Başka çarpıcı örnekler vermek gerekirse… Örneğin Türkiye bütçesinde kültür çalışmalarına ayrılan pay yüzde 0.48 iken bu oran İsveç’te yüzde 2.60’ı geçiyor. Ki bunlar çok büyük farklardır. 2017 bütçesinde 945 milyon Euro olan Kültür ve Turizm Bakanlığı bütçesi, 2018 yılı için 860 milyon Euro düzeyine indirildi. Bu da iktidarın “Kültüre bakışını” çok net şekilde ifade etmiyor mu?

Türkiye, kültür ve sanatı teşvik etmek amacıyla kurulan Yaratıcı Avrupa Programı’nda (Creative Europe) bakanlık kararıyla yer almayacağını bu iktidar döneminde açıkladı. Tek amacı sanatı ve sanatçıyı desteklemek olan büyük bir programdı bu. Avrupa çapında 300 bin sanatçı ve kültür çalışanına destek veren bir programdan vazgeçmenin tutar tarafı olabilir mi?

Hal böyleyken toplumun sadece bir kesimini önceleyen, fetvalarla tercih ve mezhep üzerinden kadınları, eril ve Sünni olmayanları ayrıştıran Diyanet İşleri Başkanlığı’nın bütçesi 2006’da 1 milyar 452 milyonken 2017’de 6 milyar 867 milyon liraya ulaştırıldı. Diyanet bütçesi, AKP dönemlerinde 12 bakanlığın bütçesini geride bıraktı. Ek ödenekleri de ekleyince bu rakamlar daha da kabarıyor. Toplum için olan sanata gelince ödenek yok deniyor ama bu toplumu oluşturan değerleri ve kesimleri ötekileştiren Diyanet’e iş geldi mi bütçeden en büyük paylardan birini alıyor. Hem de kimden, o ötekileştirdiği ve ayrıştırdığı toplumun tüm bireylerinden.
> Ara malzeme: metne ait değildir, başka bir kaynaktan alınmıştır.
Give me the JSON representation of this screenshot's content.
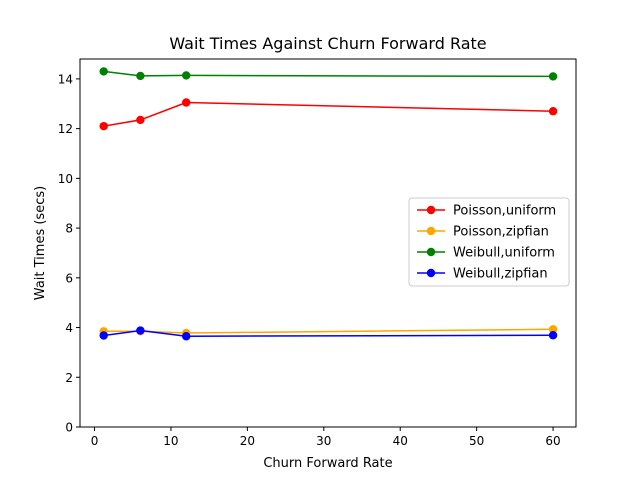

Diyanet’e giden bütçenin yarısı kadınlarımızdan alınıyor ancak Diyanet kadın ve erkeği eşit bile görmüyor!

Bir ülkede gazeteciler, aydınlar, siyasetçiler, akademisyenler hapisteyse, medya baskı altındaysa, kitaplar yasaklanıp toplatılıyorsa o ülke yönetiminin sanata bakışı zaten ortada değil midir? Türkiye’de şu anda 30 bine yakın kitap yasaklı durumda. On binlerce kitaptan bahsediyoruz.

Örneğin Ergenekon sürecinde Ahmet Şık'ın Gülen cemaati ile ilgili yazdığı bir kitap, henüz matbaadayken toplatılmıştı. Barış Terkoğlu ve Barış Pehlivan'ın kaleme aldığı Mahrem'i yasaklandı. Sizin siteniz yazarlarından Fehim Taştekin’in “Rojava: Kürtlerin Zamanı” kitabı yasaklandı. Düşünebiliyor musunuz? Şeker Portakalı’nı bile yasakladı bu iktidar! Dünyanın herhangi bir ülkesine gidin ve “Şeker Portakalı bizim ülkemizde yasak” diyin… O kişinin yüz ifadesi dahi size çok şey anlatacaktır. Daha geçtiğimiz sene Aleviliğe “çürümüş” diyen kitap Milli Eğitim Bakanlığı tarafından okullarda zorunlu olarak okutulmadı mı?

Yani sonuç olarak; sanata düşman, kültüre düşman, kitaba düşman, üniversiteye düşman. Hani diyor ya büyük Şair Nazım Hikmet “Sana düşman, bana düşman, düşünen insana düşman…”

Bu karanlığı her şeye rağmen sanatla, sanatçıyla, düşünceyle ve yine özgür insanlarla aşacağız.